In a large bowl, whisk together the flour, sugar, baking powder, ground ginger, ground cinnamon, ground cloves, ground nutmeg, and salt until combined.
In another large bowl, whisk together the sour cream, eggs, molasses, melted butter, and vanilla until combined. Stir in the half and half. Gently stir the wet ingredients into the dry just until combined-the batter will have some lumps. Let sit for 10 minutes to hydrate-this will give you fluffier pancakes.
Place a large rimmed baking sheet in the oven and preheat to 200°F.
Heat a large cast-iron skillet over medium-low to medium heat until hot. Grease the surface with a small pat of butter and a small drizzle of oil. When the oil starts to shimmer and the butter foam subsides, add about ¼ cup of batter to the skillet. If the batter is not pourable, add 2 more tablespoons of half and half to loosen it up a bit.

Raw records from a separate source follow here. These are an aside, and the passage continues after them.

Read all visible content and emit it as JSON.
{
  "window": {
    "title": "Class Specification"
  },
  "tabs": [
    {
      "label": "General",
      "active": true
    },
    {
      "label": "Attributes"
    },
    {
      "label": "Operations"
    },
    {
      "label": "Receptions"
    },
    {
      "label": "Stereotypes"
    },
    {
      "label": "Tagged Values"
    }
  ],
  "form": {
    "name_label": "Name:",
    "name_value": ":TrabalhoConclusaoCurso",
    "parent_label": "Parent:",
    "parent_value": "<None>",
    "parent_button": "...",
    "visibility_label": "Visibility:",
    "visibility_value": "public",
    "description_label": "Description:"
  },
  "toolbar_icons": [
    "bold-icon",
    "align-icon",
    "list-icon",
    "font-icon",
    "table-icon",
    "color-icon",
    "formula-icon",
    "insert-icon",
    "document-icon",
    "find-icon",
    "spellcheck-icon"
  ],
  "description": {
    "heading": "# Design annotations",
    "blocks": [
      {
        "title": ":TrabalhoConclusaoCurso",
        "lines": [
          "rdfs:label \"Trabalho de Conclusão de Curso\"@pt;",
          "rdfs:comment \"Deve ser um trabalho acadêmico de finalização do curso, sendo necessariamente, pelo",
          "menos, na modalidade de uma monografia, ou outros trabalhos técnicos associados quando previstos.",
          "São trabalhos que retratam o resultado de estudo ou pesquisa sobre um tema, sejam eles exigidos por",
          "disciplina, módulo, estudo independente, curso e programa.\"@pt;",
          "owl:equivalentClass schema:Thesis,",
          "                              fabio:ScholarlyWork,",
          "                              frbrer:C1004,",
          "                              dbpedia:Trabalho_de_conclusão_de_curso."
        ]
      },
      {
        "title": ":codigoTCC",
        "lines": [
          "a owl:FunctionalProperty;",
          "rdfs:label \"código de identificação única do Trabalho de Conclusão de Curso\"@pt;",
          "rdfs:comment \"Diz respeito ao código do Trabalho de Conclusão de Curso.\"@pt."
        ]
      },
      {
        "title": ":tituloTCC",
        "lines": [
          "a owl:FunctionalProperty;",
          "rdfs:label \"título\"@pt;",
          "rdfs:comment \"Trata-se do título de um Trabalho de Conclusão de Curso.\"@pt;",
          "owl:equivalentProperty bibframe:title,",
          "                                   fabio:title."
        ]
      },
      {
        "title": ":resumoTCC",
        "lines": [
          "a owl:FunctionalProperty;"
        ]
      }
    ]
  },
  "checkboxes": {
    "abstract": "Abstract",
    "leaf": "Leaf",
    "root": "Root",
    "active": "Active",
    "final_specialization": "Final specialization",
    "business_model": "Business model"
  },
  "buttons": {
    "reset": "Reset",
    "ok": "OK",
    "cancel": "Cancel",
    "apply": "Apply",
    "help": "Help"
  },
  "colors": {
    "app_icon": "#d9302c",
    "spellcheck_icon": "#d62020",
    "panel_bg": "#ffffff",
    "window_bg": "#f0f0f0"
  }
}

Cook until bubbles begin to form on top and the pancakes are golden brown on the bottom, 2 to 3 minutes, then gently flip and cook until golden on the bottom, 2 to 3 minutes. Resist the urge to flip the pancakes back and forth, as it will only toughen their texture.
Transfer the cooked pancakes to the oven to keep warm and repeat with remaining batter, adding more butter and oil to your skillet as needed and adjusting the heat to prevent the pancakes from burning without cooking through.